An welchen Stränden du diesen Sommer deine Bademode ausführen solltest – Teil 1

Der Winter ist endgültig vorbei und wir können aufatmen. Nicht mehr lang und die sommerliche Urlaubssaison beginnt. Doch bei diesem Thema stellt sich jedes Jahr die selbe Frage: wohin soll ich eigentlich in den Urlaub fahren? Da im Sommer besonders die Baderegionen gefragt sind, ist es der ideale Zeitpunkt, um die neuen Bikinis und Zweiteiler vorzuführen. Doch welche Bademode passt an welchen Strand? In diesem Artikel, wollen wir euch einen kleinen Überblick bieten.

Designer Badehosen

Rio de Janeiro – die Copacabana

Es gibt wohl kaum einen berühmteren Strand als den an der Copacabana. Es wird zwar viel von der schrecklichen Kriminalität Rios gesprochen (und es gibt sie zweifelsohne), doch wer schon einmal an den weißen Stränden der Stadt lag und ein kühles Eis gegessen hat, der wird einen anderen Eindruck gewonnen haben. Die Bademode, die an der Copacabana angesagt ist, folgt definitiv dem Motto, dass weniger mehr ist. Micro-Bikinis sind gerade super angesagt und eigentlich ein Widerspruch zur sonst so katholischen Moral im Land – immerhin verdeckt ein Micro-Bikini gerade so die Brustwarzen und den Schamhügel. Doch die Auseinandersetzung zwischen südlicher Lebensweise und Moral scheint zu Gunsten der legeren Lebensführung auszufallen – zumindest bei der Jugend von Rio. Wer noch nicht in Rio war, dem sei ein Besuch der Stadt und der Strände dringend angeraten – vielleicht ja sogar zur Fußball WM im nächsten Jahr.

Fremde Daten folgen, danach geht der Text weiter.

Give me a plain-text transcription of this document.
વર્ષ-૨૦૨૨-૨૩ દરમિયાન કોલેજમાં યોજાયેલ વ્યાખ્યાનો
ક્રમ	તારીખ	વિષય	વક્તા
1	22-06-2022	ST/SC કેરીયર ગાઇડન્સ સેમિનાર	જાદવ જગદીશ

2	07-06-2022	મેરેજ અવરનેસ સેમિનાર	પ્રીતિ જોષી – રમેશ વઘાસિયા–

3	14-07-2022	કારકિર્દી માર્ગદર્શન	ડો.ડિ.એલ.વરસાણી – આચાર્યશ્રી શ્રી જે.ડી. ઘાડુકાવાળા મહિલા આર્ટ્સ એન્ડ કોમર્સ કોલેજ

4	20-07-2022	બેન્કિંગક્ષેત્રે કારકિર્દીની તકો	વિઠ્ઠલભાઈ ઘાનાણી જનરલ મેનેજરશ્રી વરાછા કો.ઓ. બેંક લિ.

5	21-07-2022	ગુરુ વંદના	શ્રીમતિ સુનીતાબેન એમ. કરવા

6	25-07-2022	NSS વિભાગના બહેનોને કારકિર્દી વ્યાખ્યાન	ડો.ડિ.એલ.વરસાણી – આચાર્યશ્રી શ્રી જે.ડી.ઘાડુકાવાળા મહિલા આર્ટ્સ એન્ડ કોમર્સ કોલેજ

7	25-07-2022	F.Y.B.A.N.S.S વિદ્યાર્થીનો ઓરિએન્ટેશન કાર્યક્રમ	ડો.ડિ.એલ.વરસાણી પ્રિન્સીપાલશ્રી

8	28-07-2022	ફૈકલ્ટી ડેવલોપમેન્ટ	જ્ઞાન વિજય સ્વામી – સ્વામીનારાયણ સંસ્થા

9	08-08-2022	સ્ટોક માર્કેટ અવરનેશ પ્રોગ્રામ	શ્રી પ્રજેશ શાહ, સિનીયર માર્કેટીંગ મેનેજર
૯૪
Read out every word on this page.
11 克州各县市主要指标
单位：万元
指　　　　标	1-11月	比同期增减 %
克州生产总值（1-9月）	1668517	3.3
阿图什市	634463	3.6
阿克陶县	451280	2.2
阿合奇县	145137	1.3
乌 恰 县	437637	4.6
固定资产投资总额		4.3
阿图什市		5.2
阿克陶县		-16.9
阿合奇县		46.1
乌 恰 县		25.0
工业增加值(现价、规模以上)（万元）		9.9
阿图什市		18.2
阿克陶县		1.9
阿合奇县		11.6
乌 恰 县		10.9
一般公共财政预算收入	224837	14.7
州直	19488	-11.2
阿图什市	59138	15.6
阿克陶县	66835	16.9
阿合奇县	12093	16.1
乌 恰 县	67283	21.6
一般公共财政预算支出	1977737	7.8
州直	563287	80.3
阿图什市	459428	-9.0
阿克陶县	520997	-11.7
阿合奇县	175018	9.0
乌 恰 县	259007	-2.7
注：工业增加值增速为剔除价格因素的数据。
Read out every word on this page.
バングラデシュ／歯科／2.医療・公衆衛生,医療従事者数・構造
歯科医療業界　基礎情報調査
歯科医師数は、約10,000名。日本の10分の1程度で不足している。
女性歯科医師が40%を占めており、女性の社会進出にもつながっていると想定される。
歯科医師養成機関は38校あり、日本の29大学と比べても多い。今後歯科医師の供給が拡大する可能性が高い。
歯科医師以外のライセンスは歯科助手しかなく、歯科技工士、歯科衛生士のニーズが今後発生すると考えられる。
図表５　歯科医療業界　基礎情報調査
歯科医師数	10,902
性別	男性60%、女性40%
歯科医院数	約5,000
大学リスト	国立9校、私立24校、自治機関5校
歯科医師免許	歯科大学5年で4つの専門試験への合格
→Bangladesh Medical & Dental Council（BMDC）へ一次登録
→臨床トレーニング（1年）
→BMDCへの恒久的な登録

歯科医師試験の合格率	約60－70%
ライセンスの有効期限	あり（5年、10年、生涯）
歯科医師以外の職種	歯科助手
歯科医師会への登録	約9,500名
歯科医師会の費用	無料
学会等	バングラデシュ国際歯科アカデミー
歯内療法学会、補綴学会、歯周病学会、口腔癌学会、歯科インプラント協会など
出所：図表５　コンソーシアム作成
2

Die Strände von Cannes und Nizza

Cannes und Nizza sind sehr beliebte Urlaubsziele, die vor allem durch den englischen Geldadel bekannt wurden. Über die Jahrhundertwende investierten viele steinreiche Briten Geld an der Cote d`Azure und die Region entwickelte sich zum Touristenmagneten mit großartigen Hotels und einer fantastischen Infrastruktur. Nicht zuletzt die wunderschönen Strände der Region sind es, die Cannes und Nizza so beliebt machen. Das türkisblaue Wasser und das angenehme Klima ziehen jeden in ihren Bann. Doch die beiden Städte sind nicht nur schön, sondern auch teuer. Cannes ist ein beliebter Anlaufpunkt der Schönen und Reichen und wer sich in den Jachthafen von Antibes verirrt, der kann dort schon einmal die Boote von Milliardären wie Roman Abramovic bestaunen. Das schlägt sich natürlich auch in der Bademode nieder. An den Stränden sieht man immer das Neuste aus den aktuellen Bademodekollektionen der internationalen Designer. Wer in die Region reist, der sollte also modisch up-to-date sein und die besten Teile eingepackt haben.

S’Arenal: Der Ballermann

Mallorca wird gern als das siebzehnte deutsche Bundesland bezeichnet. Und in der Tat: wer nach Palma reist, der bekommt sofort den Eindruck, auf einem wärmeren und besseren Usedom angekommen zu sein. Ein Grund vieler junger Touristen nach Mallorca zu kommen, ist und bleibt der Ballermann. An diesem Strandabschnitt wird gefeiert ohne Ende. Meist freuen sich deutsche Schlagersternchen in den Biergetränkten Diskos von El Arenal ihrer ersten großen Erfolge. Hier treffen sich jedes Jahr die Liebhaber von Badehose und Baccardi, um eine Auszeit von der Arbeit im kalten Deutschland zu nehmen. Neben dicken Bierbäuchen, sieht man am sogenannten Ballermann 6 aber auch kurze Bikinihöschen und aufgeblasene Silikonbrüste. Der Ballermann bietet einen tollen Querschnitt durch die Gesellschaft und es ist auch nüchtern ganz interessant, sich anzuschauen, wie Menschen aller Couleur zusammen Party machen. Die Bademode ist am Ballermann kein großes Thema. Hier darf getragen werden, was angenehm ist oder gerade im Schrank gefunden wurde. Das kann natürlich auch ganz unangenehme Formen annehmen: fettleibige Herren mit Goldketten und Herrentangas sind zwar noch das größere Übel, allerdings schafft es wirklich niemand, sich diesen Look schön zu saufen – 10 Liter Sangria-Eimer hin oder her.